Und dann hat Douglas Adams auch noch Twitter vorhergesagt. Das stimmt natürlich gar nicht, doch ist dieser Text eines dieser Think-Pieces, in denen man irgendetwas Weithergeholtes beweisen will, indem man Analogien herstellt, die absoluter Quatsch sind. Man kann alles irgendwie miteinander verbinden und beweist damit niemandem etwas, nicht einmal sich selbst. Darum lassen wir das lieber gleich wieder. Ignoriert das mit Twitter. Was jetzt eher so als allgemeiner Grundsatz gemeint ist. Bezieht das nicht nur auf diesen Text. Auch auf die Welt im Ganzen. »Ignoriert das mit Twitter« ist ein schöner T-Shirt-Spruch.
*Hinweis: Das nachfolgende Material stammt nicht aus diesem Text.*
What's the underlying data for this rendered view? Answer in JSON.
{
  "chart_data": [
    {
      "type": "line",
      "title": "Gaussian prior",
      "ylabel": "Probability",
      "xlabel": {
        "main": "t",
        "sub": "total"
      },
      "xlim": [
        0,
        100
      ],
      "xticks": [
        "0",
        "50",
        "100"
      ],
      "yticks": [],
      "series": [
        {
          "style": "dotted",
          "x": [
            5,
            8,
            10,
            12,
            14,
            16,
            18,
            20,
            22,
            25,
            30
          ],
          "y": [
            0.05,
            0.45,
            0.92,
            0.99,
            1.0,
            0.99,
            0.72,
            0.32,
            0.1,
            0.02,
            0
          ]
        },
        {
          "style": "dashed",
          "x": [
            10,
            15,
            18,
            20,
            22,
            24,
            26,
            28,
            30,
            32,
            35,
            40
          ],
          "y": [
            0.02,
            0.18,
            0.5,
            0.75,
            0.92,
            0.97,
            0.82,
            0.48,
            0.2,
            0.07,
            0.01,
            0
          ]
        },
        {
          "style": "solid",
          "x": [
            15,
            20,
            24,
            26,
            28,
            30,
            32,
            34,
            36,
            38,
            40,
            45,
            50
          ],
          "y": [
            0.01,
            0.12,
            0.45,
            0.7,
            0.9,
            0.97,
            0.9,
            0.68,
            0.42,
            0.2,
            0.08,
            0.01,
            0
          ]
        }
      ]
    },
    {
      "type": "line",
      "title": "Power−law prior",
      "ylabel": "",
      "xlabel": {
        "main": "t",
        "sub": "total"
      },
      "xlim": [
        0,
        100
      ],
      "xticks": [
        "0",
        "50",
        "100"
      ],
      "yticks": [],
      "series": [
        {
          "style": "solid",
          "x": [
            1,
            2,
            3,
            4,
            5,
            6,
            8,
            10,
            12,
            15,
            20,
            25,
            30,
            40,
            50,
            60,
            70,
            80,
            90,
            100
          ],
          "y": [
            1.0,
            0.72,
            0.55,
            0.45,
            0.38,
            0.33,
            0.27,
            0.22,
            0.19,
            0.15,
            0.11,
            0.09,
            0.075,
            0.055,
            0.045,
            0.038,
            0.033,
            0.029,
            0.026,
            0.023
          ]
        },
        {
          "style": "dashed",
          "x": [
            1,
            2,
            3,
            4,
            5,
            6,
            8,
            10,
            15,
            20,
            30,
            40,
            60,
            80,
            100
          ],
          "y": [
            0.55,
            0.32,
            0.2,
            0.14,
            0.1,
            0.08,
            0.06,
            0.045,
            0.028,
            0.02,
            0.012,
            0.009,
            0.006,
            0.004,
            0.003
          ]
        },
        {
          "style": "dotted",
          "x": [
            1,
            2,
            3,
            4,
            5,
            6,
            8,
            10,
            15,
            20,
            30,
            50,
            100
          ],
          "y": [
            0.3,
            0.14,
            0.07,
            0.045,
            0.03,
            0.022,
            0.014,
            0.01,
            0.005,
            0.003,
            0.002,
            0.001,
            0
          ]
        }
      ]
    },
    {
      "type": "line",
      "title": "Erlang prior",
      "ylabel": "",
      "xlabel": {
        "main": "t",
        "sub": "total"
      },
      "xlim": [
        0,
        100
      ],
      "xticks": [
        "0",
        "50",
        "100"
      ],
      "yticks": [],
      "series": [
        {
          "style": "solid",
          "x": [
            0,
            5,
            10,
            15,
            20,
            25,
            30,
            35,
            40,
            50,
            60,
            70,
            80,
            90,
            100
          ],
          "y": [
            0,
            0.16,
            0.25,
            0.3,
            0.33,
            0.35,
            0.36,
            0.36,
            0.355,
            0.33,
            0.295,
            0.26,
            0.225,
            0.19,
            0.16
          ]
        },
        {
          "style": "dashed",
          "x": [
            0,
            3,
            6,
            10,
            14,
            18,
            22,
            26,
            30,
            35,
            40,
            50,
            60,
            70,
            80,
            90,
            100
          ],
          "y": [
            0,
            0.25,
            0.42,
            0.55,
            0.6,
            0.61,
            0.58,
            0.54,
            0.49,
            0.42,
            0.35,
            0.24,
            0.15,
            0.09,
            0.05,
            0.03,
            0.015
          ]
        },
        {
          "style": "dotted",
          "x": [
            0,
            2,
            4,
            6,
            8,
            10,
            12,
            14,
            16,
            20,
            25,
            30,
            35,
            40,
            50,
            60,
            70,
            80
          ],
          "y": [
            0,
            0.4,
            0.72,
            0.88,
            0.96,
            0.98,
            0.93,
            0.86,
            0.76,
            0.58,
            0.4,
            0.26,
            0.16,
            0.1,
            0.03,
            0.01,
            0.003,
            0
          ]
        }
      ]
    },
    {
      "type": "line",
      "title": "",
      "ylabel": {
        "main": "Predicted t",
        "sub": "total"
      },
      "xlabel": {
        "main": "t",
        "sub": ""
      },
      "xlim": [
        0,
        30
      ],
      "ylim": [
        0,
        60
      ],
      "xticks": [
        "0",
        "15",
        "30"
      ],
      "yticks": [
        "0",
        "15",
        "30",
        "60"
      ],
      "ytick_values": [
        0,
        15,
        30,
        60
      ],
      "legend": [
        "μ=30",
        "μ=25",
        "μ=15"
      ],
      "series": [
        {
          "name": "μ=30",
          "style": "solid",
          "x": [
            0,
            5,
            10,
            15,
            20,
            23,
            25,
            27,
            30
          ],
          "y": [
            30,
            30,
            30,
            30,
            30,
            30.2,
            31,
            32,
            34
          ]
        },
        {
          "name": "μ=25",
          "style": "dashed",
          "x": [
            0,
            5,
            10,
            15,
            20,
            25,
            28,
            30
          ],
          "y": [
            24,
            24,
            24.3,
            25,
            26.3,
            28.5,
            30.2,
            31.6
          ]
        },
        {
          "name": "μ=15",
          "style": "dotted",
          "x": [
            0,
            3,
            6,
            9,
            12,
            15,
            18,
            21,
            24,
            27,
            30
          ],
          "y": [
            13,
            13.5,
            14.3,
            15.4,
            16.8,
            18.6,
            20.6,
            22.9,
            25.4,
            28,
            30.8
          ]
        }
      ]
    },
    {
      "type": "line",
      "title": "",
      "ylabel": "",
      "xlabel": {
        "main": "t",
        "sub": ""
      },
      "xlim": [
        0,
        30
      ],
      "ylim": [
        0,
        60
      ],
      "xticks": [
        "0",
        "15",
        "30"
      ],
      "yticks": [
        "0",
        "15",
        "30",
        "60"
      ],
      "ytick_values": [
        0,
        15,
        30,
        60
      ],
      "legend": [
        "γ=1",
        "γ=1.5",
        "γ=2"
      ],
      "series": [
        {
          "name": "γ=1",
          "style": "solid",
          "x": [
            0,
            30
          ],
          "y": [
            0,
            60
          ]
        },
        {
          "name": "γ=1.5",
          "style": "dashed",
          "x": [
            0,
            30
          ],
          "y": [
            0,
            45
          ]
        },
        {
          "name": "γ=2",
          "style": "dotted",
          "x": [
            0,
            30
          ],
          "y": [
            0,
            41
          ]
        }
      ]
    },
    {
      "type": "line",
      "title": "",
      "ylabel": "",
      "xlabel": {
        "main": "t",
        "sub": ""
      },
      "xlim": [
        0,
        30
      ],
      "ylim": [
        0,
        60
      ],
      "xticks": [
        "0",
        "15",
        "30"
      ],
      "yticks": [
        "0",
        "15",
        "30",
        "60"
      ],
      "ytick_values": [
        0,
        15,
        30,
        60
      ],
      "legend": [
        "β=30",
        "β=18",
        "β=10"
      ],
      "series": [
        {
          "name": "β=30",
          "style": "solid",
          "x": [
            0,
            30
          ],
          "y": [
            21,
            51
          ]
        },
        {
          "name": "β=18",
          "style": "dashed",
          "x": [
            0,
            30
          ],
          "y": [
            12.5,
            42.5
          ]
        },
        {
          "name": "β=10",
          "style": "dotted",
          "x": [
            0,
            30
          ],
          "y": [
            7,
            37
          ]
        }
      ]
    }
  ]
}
Jedenfalls zeigt »Das Leben, das Universum und der ganze Rest«, wie das Verhalten von Wesen verändert werden kann, wenn sie durchgängig einem ganzen Schwarm kleiner Meinungen ausgesetzt werden. Wie sich Wesen, die sich eigentlich um nichts gekümmert haben, plötzlich um zu viel kümmern möchten, und am Ende das ganze Universum darunter leidet, dass irgendein mächtiger Typ seine Rache durchziehen wollte.
Anfangs war mir »Das Leben, das Universum und der ganze Rest« fast schon zu chaotisch. Dinge passieren scheinbar nur, damit der Autor alle Personen möglichst einfach wieder an einen Ort bekommt. Das fand ich zunächst merkwürdig. Jedoch merkt man mit der Zeit, dass dem nicht so ist. Douglas Adams hat all diese Dinge nicht geschrieben, um sich ein leichtes Leben zu machen, sondern um uns eine Geschichte zu bieten, die tiefer geht, als man anfangs denkt. Die Leichtigkeit ist zurück, ohne jemals weggewesen zu sein.
Und spätestens jetzt sollte wirklich jedem Wesen des Universums klargeworden sein, dass man keinem Computer, keinem Algorithmus, keinem technischen Wasauchimmer jemals trauen sollte. Computer machen nicht alles besser. Sie machen alles schlechter. Vor allem, wenn sie irgendwann begreifen, welche Macht sie über uns haben.